Recorrió en todas las direcciones La
Mancha, visitando sus pueblos y aldeas, en busca del pan de la existencia. Un
carro, una mula y sus cantares, su alegría, esto era todo su bagaje; está su
cátedra. Sondeó costumbres, escuchó los consejos de los más viejos de cada
lugar, convivió con las más diversas gentes y aprendió leyendas, cantos y
bailes antiguos, al tiempo que compraba y vendía. Mas su espíritu inquieto le
empujaba -¿a dónde?
¿De dónde lo de “Mazantini”?
Sencillamente, del torero del mismo apodo. Parece ser que un cierto parecido,
anímico más que físico, con el torero, dio pie desde muy joven le apodaran así.
Nombre que llevó con orgullo y dignidad, dentro de su sencillez.
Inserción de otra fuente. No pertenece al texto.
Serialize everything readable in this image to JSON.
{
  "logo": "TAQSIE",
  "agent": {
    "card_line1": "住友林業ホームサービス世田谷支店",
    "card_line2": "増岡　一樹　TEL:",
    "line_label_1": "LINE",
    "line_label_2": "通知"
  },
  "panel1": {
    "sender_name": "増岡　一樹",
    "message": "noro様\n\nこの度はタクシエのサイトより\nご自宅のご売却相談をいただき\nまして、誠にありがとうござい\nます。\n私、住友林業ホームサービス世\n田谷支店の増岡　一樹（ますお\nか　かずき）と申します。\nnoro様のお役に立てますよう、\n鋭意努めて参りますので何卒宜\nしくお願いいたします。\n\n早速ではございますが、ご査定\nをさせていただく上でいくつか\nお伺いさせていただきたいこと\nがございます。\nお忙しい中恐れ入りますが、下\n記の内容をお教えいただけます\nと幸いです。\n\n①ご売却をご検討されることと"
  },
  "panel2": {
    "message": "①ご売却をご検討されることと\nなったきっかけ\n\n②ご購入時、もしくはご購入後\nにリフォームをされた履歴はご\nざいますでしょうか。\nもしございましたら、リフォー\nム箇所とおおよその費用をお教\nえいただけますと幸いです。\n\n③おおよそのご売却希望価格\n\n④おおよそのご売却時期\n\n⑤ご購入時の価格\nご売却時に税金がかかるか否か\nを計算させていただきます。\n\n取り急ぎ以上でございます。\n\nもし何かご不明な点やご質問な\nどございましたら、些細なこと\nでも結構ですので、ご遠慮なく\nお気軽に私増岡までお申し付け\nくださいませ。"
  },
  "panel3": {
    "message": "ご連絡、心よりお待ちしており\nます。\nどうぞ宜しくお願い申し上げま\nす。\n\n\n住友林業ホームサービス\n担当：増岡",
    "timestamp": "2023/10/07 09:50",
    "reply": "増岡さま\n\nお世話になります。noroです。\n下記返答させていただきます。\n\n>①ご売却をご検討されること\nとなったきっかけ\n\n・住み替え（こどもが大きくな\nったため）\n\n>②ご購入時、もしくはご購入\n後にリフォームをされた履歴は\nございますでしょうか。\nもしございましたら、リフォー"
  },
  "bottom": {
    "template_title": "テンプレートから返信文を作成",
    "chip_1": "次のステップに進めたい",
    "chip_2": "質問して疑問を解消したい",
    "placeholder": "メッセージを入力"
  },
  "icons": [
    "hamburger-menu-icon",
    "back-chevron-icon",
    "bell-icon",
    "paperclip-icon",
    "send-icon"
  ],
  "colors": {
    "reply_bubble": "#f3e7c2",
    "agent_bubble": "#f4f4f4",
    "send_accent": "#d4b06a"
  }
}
Pasaron los años entre viajes en carro
por diferentes caminos, peripecias en ventas y posadas, persecuciones por
contrabando de aceites y jabones, en épocas estrechas y romas. Mazantini
asimilaba lo mejor del folklore de cada lugar, que el matizaba y recreaba con
el poder de su fina personalidad de artista nato. Hasta que, alcanzaba cierta
estabilidad económica, contrae matrimonio y abre una pequeña tienda o abacería,
donde se vendía desde una caja de cerillas a unos alpargates, pasando por
comestibles, dulces, ultramarinos, etc. Entonces, en el patio de su casa, actual
calle de El Progreso –en aquellos días calle de El Caballo-, en el número 10,
cada tarde, alrededor de una fuente estilo andaluz y mosaicos de Talavera,
rodeada de geranios y rosas y claveles, enseñaba a bailar aires manchegos
populares a una veintena o más de chicas. Cada tarde era una fiesta regional.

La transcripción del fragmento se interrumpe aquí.